Properties of two dimensional sets with small sumset

TL;DR

This paper extends Freiman's theorem to two-dimensional sets with small sumsets, providing new bounds and inequalities that improve upon previous results, especially for the case of distinct sets and symmetric sets.

Contribution

It generalizes the 2D Freiman 2^d theorem to distinct sets and improves bounds for symmetric sets, advancing understanding of sumset properties in the plane.

Findings

Derived new lower bounds for sumsets in 2D.
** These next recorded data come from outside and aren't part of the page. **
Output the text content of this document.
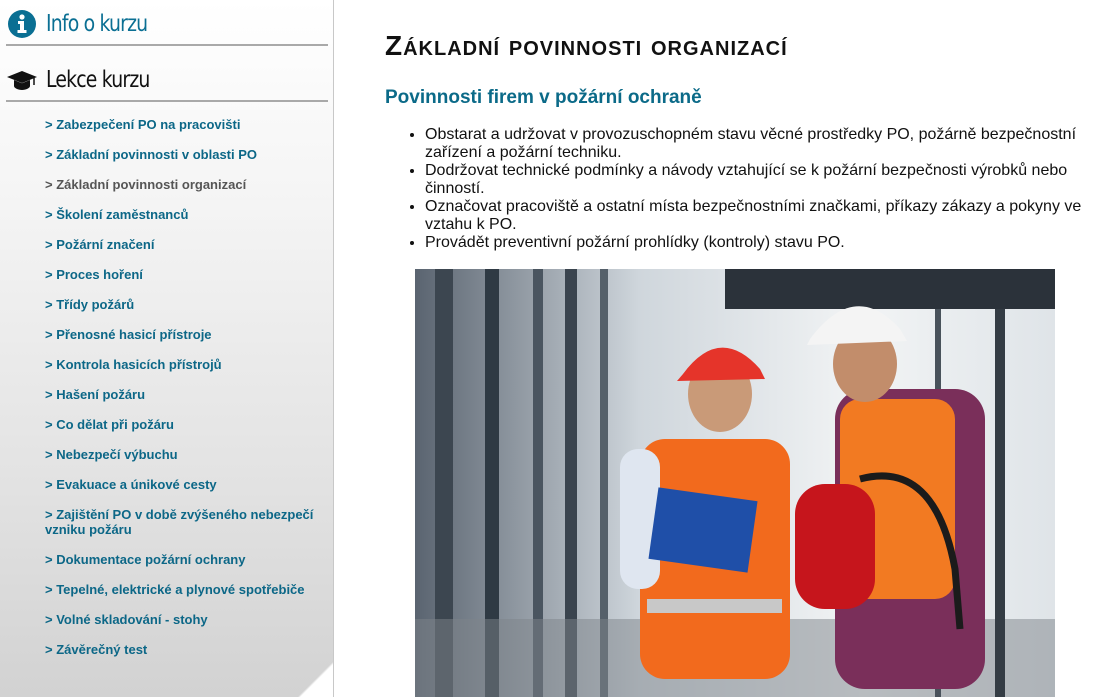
Info o kurzu
Lekce kurzu
> Zabezpečení PO na pracovišti
> Základní povinnosti v oblasti PO
> Základní povinnosti organizací
> Školení zaměstnanců
> Požární značení
> Proces hoření
> Třídy požárů
> Přenosné hasicí přístroje
> Kontrola hasicích přístrojů
> Hašení požáru
> Co dělat při požáru
> Nebezpečí výbuchu
> Evakuace a únikové cesty
> Zajištění PO v době zvýšeného nebezpečí vzniku požáru
> Dokumentace požární ochrany
> Tepelné, elektrické a plynové spotřebiče
> Volné skladování - stohy
> Závěrečný test
Základní povinnosti organizací
Povinnosti firem v požární ochraně
• Obstarat a udržovat v provozuschopném stavu věcné prostředky PO, požárně bezpečnostní zařízení a požární techniku.
• Dodržovat technické podmínky a návody vztahující se k požární bezpečnosti výrobků nebo činností.
• Označovat pracoviště a ostatní místa bezpečnostními značkami, příkazy zákazy a pokyny ve vztahu k PO.
• Provádět preventivní požární prohlídky (kontroly) stavu PO.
Extended Freiman's theorem to non-symmetric sets.

Improved bounds over previous cubic estimates.

Abstract

Let $A, B\subseteq \mathbb{R}^2$ be finite, nonempty subsets, let $s\geq 2$ be an integer, and let $h_1(A,B)$ denote the minimal number $t$ such that there exist $2t$ (not necessarily distinct) parallel lines, $\ell_1,...,\ell_{t},\ell'_1,...,\ell'_{t}$, with $A\subseteq \bigcup_{i=1}^{t}\ell_i$ and $B\subseteq\bigcup_{i=1}^{t}\ell'_i$. Suppose $h_1(A,B)\geq s$. Then we show that: (a) if $||A|-|B||\leq s$ and $|A|+|B|\geq 4s^2-6s+3$, then $$|A+B|\geq (2-\frac 1 s)(|A|+|B|)-2s+1;$$ (b) if $|A|\geq |B|+s$ and $|B|\geq 2s^2-{7/2}s+{3/2}$, then $$|A+B|\geq |A|+(3-\frac 2 s)|B|-s;$$ (c) if $|A|\geq {1/2}s(s-1)|B|+s$ and either $|A|> {1/8}(2s-1)^2|B|-{1/4}(2s-1)+\frac{(s-1)^2}{2(|B|-2)}$ or $|B|\geq \frac{2s+4}{3}$, then $$|A+B|\geq |A|+s(|B|-1).$$ This extends the 2-dimensional case of the Freiman $2^d$--Theorem to distinct sets $A$ and $B$, and, in the symmetric case $A=B$, improves the best prior known bound for $|A|+|B|$ (due to Stanchescu, and which was cubic in $s$) to an exact value. As part of the proof, we give general lower bounds for two dimensional subsets that improve the 2-dimensional case of estimates of Green and Tao and of Gardner and Gronchi, and that generalize the 2-dimensional case of the Brunn-Minkowski Theorem.